- By John HudsonJohn Hudson is a senior reporter at Foreign Policy, where he covers diplomacy and national security issues in Washington. He has reported from several geopolitical hotspots, including Ukraine, Pakistan, Malaysia, China, and Georgia. Prior to joining FP, John covered politics and global affairs for the Atlantic magazine’s news blog, the Atlantic Wire. In 2008, he covered the August war between Russia and Georgia from Tbilisi and the breakaway region of Abkhazia. He has appeared on CNN, MSNBC, BBC, C-SPAN, Fox News radio, Al Jazeera, and other broadcast outlets. He has been with the magazine since 2013.
House Republican leaders fast-tracked a $1 billion loan package to Ukraine on Thursday, just hours after President Obama publicly called on Congress to stop blustering about the crisis and act.
Under a streamlined process, the House of Representatives voted 385-23 to allow the administration to guarantee private-sectors loans to Kiev’s cash-strapped government. The move allows for previously appropriated funds for Jordan to be used to cover loan guarantees for Ukraine — but does not deal with the contentious issue of punitive measures against Russia. Legislation authorizing the sanctions could be taken up as early as Friday but is more likely to be debated next week.
The vote marks the first Congressional action to bolster Ukraine, which is undergoing a geopolitical crisis following Russia’s occupation of its Crimean peninsula. On Thursday, House leadership expressed frustration that it had taken heat for being a "do-nothing Congress," when it acted faster than the Democratically-controlled Senate.

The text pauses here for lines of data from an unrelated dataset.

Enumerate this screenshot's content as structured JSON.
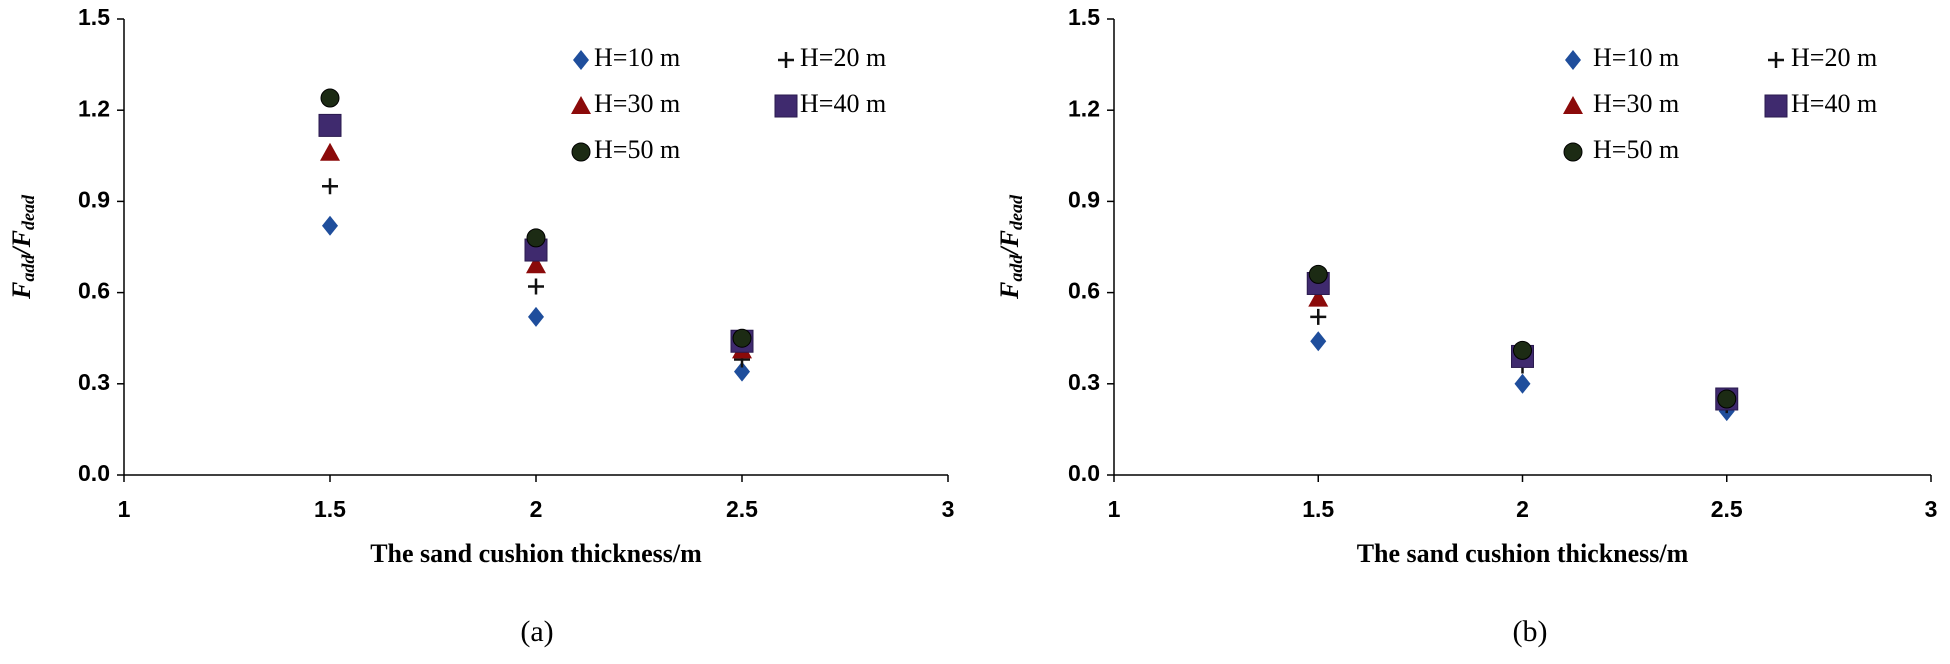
{
  "chart_data": [
    {
      "type": "scatter",
      "caption": "(a)",
      "xlabel": "The sand cushion thickness/m",
      "ylabel": [
        {
          "text": "F",
          "subscript": false
        },
        {
          "text": "add",
          "subscript": true
        },
        {
          "text": "/",
          "subscript": false
        },
        {
          "text": "F",
          "subscript": false
        },
        {
          "text": "dead",
          "subscript": true
        }
      ],
      "xlim": [
        1,
        3
      ],
      "xticks": [
        1,
        1.5,
        2,
        2.5,
        3
      ],
      "ylim": [
        0,
        1.5
      ],
      "yticks": [
        {
          "value": 0,
          "label": "0.0"
        },
        0.3,
        0.6,
        0.9,
        1.2,
        1.5
      ],
      "grid": false,
      "x": [
        1.5,
        2,
        2.5
      ],
      "series": [
        {
          "name": "H=10 m",
          "color": "#1f4e9c",
          "marker": "diamond",
          "values": [
            0.82,
            0.52,
            0.34
          ]
        },
        {
          "name": "H=20 m",
          "color": "#111111",
          "marker": "plus",
          "values": [
            0.95,
            0.62,
            0.38
          ]
        },
        {
          "name": "H=30 m",
          "color": "#8b0a0a",
          "marker": "triangle",
          "values": [
            1.06,
            0.69,
            0.41
          ]
        },
        {
          "name": "H=40 m",
          "color": "#3f2a6e",
          "marker": "square",
          "values": [
            1.15,
            0.74,
            0.44
          ]
        },
        {
          "name": "H=50 m",
          "color": "#1c2b14",
          "marker": "circle",
          "values": [
            1.24,
            0.78,
            0.45
          ]
        }
      ]
    },
    {
      "type": "scatter",
      "caption": "(b)",
      "xlabel": "The sand cushion thickness/m",
      "ylabel": [
        {
          "text": "F",
          "subscript": false
        },
        {
          "text": "add",
          "subscript": true
        },
        {
          "text": "/",
          "subscript": false
        },
        {
          "text": "F",
          "subscript": false
        },
        {
          "text": "dead",
          "subscript": true
        }
      ],
      "xlim": [
        1,
        3
      ],
      "xticks": [
        1,
        1.5,
        2,
        2.5,
        3
      ],
      "ylim": [
        0,
        1.5
      ],
      "yticks": [
        {
          "value": 0,
          "label": "0.0"
        },
        0.3,
        0.6,
        0.9,
        1.2,
        1.5
      ],
      "grid": false,
      "x": [
        1.5,
        2,
        2.5
      ],
      "series": [
        {
          "name": "H=10 m",
          "color": "#1f4e9c",
          "marker": "diamond",
          "values": [
            0.44,
            0.3,
            0.21
          ]
        },
        {
          "name": "H=20 m",
          "color": "#111111",
          "marker": "plus",
          "values": [
            0.52,
            0.36,
            0.23
          ]
        },
        {
          "name": "H=30 m",
          "color": "#8b0a0a",
          "marker": "triangle",
          "values": [
            0.58,
            0.38,
            0.24
          ]
        },
        {
          "name": "H=40 m",
          "color": "#3f2a6e",
          "marker": "square",
          "values": [
            0.63,
            0.39,
            0.25
          ]
        },
        {
          "name": "H=50 m",
          "color": "#1c2b14",
          "marker": "circle",
          "values": [
            0.66,
            0.41,
            0.25
          ]
        }
      ]
    }
  ]
}
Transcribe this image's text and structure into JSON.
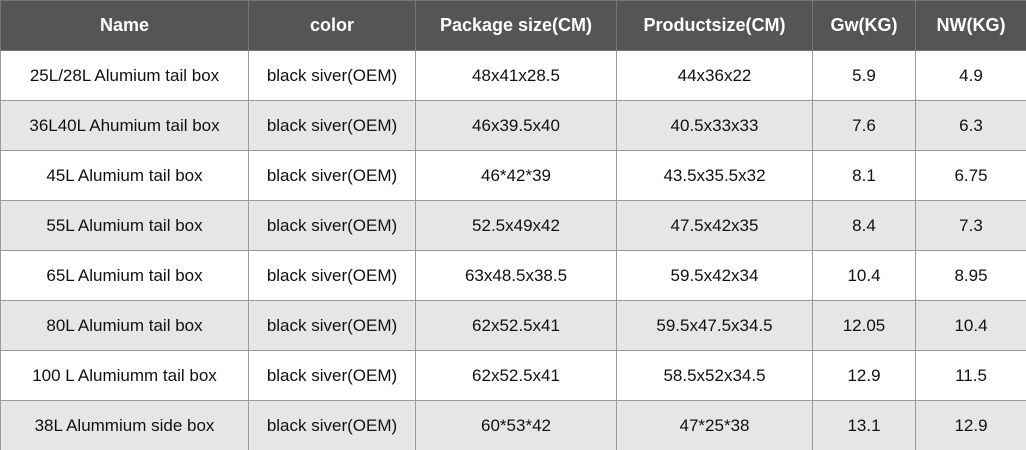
{
  "table": {
    "header": [
      "Name",
      "color",
      "Package size(CM)",
      "Productsize(CM)",
      "Gw(KG)",
      "NW(KG)"
    ],
    "rows": [
      [
        "25L/28L Alumium tail box",
        "black siver(OEM)",
        "48x41x28.5",
        "44x36x22",
        "5.9",
        "4.9"
      ],
      [
        "36L40L Ahumium tail box",
        "black siver(OEM)",
        "46x39.5x40",
        "40.5x33x33",
        "7.6",
        "6.3"
      ],
      [
        "45L Alumium tail box",
        "black siver(OEM)",
        "46*42*39",
        "43.5x35.5x32",
        "8.1",
        "6.75"
      ],
      [
        "55L Alumium tail box",
        "black siver(OEM)",
        "52.5x49x42",
        "47.5x42x35",
        "8.4",
        "7.3"
      ],
      [
        "65L Alumium tail box",
        "black siver(OEM)",
        "63x48.5x38.5",
        "59.5x42x34",
        "10.4",
        "8.95"
      ],
      [
        "80L Alumium tail box",
        "black siver(OEM)",
        "62x52.5x41",
        "59.5x47.5x34.5",
        "12.05",
        "10.4"
      ],
      [
        "100 L Alumiumm tail box",
        "black siver(OEM)",
        "62x52.5x41",
        "58.5x52x34.5",
        "12.9",
        "11.5"
      ],
      [
        "38L Alummium side box",
        "black siver(OEM)",
        "60*53*42",
        "47*25*38",
        "13.1",
        "12.9"
      ]
    ]
  }
}
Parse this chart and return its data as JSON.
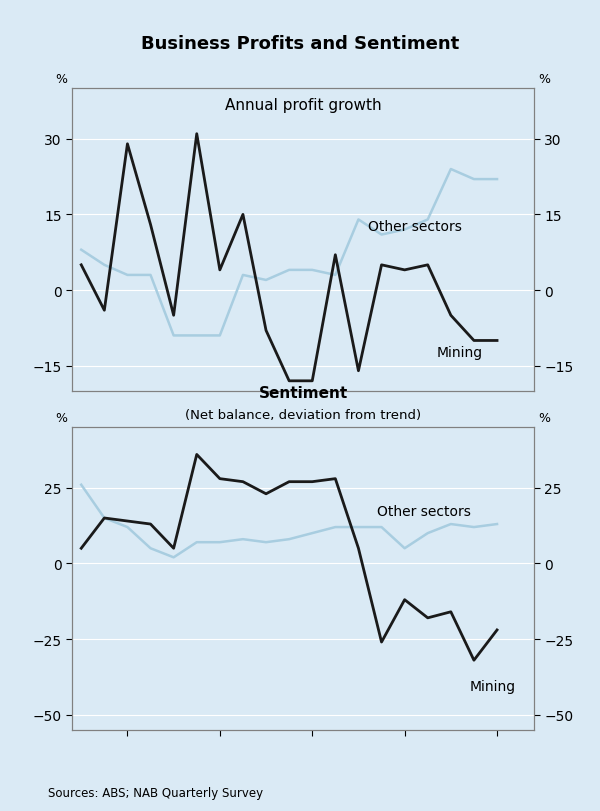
{
  "title": "Business Profits and Sentiment",
  "background_color": "#daeaf5",
  "panel1_title": "Annual profit growth",
  "source": "Sources: ABS; NAB Quarterly Survey",
  "profit_x": [
    1994.5,
    1994.75,
    1995.0,
    1995.25,
    1995.5,
    1995.75,
    1996.0,
    1996.25,
    1996.5,
    1996.75,
    1997.0,
    1997.25,
    1997.5,
    1997.75,
    1998.0,
    1998.25,
    1998.5,
    1998.75,
    1999.0
  ],
  "profit_mining": [
    5,
    -4,
    29,
    13,
    -5,
    31,
    4,
    15,
    -8,
    -18,
    -18,
    7,
    -16,
    5,
    4,
    5,
    -5,
    -10,
    -10
  ],
  "profit_other": [
    8,
    5,
    3,
    3,
    -9,
    -9,
    -9,
    3,
    2,
    4,
    4,
    3,
    14,
    11,
    12,
    14,
    24,
    22,
    22
  ],
  "sentiment_x": [
    1994.5,
    1994.75,
    1995.0,
    1995.25,
    1995.5,
    1995.75,
    1996.0,
    1996.25,
    1996.5,
    1996.75,
    1997.0,
    1997.25,
    1997.5,
    1997.75,
    1998.0,
    1998.25,
    1998.5,
    1998.75,
    1999.0
  ],
  "sentiment_mining": [
    5,
    15,
    14,
    13,
    5,
    36,
    28,
    27,
    23,
    27,
    27,
    28,
    5,
    -26,
    -12,
    -18,
    -16,
    -32,
    -22
  ],
  "sentiment_other": [
    26,
    15,
    12,
    5,
    2,
    7,
    7,
    8,
    7,
    8,
    10,
    12,
    12,
    12,
    5,
    10,
    13,
    12,
    13
  ],
  "panel1_ylim": [
    -20,
    40
  ],
  "panel1_yticks": [
    -15,
    0,
    15,
    30
  ],
  "panel2_ylim": [
    -55,
    45
  ],
  "panel2_yticks": [
    -50,
    -25,
    0,
    25
  ],
  "mining_color": "#1a1a1a",
  "other_color": "#a8cde0",
  "mining_linewidth": 2.0,
  "other_linewidth": 1.8,
  "xlim": [
    1994.4,
    1999.4
  ],
  "xticks": [
    1995,
    1996,
    1997,
    1998,
    1999
  ],
  "spine_color": "#808080",
  "grid_color": "#ffffff",
  "annotation_fontsize": 10
}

"The president knew this was being voted on this afternoon and he goes into the Brady Room and says Congress has to act on my words?" a Republican House leadership aide said. "For God’s sake. We’re doing what you want."
In recent days, Washington has been consumed by finger-pointing over Moscow’s land grab in Ukraine, with partisans on both side accusing the other of perceived foreign-policy weaknesses.
On Thursday morning, the Obama administration imposed visa restrictions on unnamed Russian and Ukrainian officials and authorized financial sanctions against Moscow. It stopped short, though, of freezing any assets of Russian officials. In the run-up to the administration’s move, Republicans ranging from Arizona Senator John McCain to Virginia Congressman Eric Cantor criticized the president for failing to get tough with Russian President Vladimir Putin.
"This is the ultimate result of a feckless foreign policy where nobody believes in America’s strength any more," said McCain.
But the fast-tracking of the Ukraine aide package caught off guard committee aides in the House Foreign Affairs Committee, who still planned to introduce legislation dealing with a range of Ukraine issues, including funding for election monitoring, the $1 billion loan guarantee and punitive sanctions. "We were certainly surprised," said a committee aide. Following today’s vote, the committee plans to introduce a separate piece of legislation that deals with those remaining issues.
The ball now is in the Senate’s court to hold a similar vote as the House or pass a broader piece of legislation dealing with a range of issues pertaining to Ukraine. "That’s what is being worked on and discussed now," said a senior Democratic aide.